Der Richter redet sich in Rage: "Nach dem Eindruck, den wir aus Ihrer Erzählung haben, war die Liebe erloschen. An dem Zustand der Ehe, wie er sich darstellte und der dann dazu führte, dass Sie sich anderen Männern zuwandten, waren nicht Sie schuld, sondern er war es. Er hat sich nicht um die Kinder gekümmert. Er hat Sie geschlagen." Und in einer solchen Situation, so Gehrke, habe sie ihren Mann vor den Konsequenzen eines von ihm begangenen Verbrechen bewahrt? "Warum?" Die Kinder seien doch tot gewesen, sagt sie zaghaft, "für was sollte ich noch kämpfen?"
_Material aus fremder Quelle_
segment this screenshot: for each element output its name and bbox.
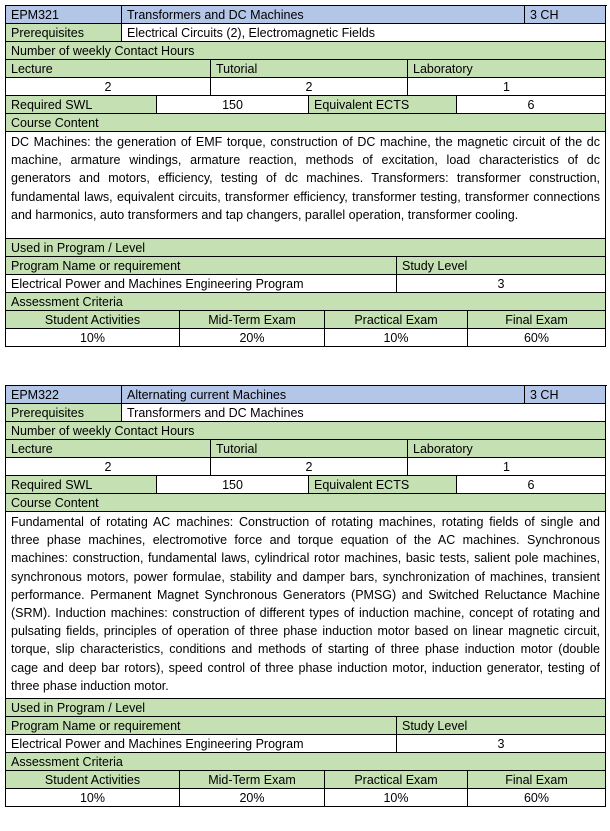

Selten einmal bricht es aus der Angeklagten heraus, in einem Wortschwall erzählt sie dann, was sie damals bewegte: Dass sie immer "alles falsch gemacht habe", immer "schlecht" war, nicht wieder diejenige sein wollte, die schuld ist am Schrecklichen. Dass niemand die Vorwürfe ermessen könne, die sie damals aushalten musste wegen ihrer Liebesaffäre, weil sie den Mann so oft allein ließ, weil sie gegen seinen Willen arbeiten ging, weil sie sich scheiden lassen wollte. "Ich kann Ihnen solche Situationen nicht näher erklären." Dann fällt sie wieder in sich zusammen.

Die Verteidiger Gerhard Strate und Uwe Maeffert, sonst wortgewaltig und angriffslustig, sind ungewohnt still dieser Tage, bitten nur manchmal um Rücksicht für ihre Mandantin. Gehrke droht mit einer härteren Gangart: "Sie sollten mal in eine meiner anderen Verhandlungen kommen. Da können Sie erleben, wie ich auch fragen kann." Doch was nützt das? Obwohl der Vorsitzende Richter ehrgeizig und geschickt ist, dominiert auch einen Monat nach Beginn des dritten Hauptverfahrens gegen Monika Böttcher Ratlosigkeit und Mattigkeit bei den meisten Prozessbeteiligten: Verwandte im Zeugenstand verweigern die Aussagen, verheddern sich, erinnern sich nicht. Der meistgehörte Satz ist jener, der allseits erwartet worden war: "Ich kann mich nicht erinnern." Und Monika Böttcher entzieht sich drängenden Fragen wie eh und je: "Ich kann das mit Worten nicht ausdrücken."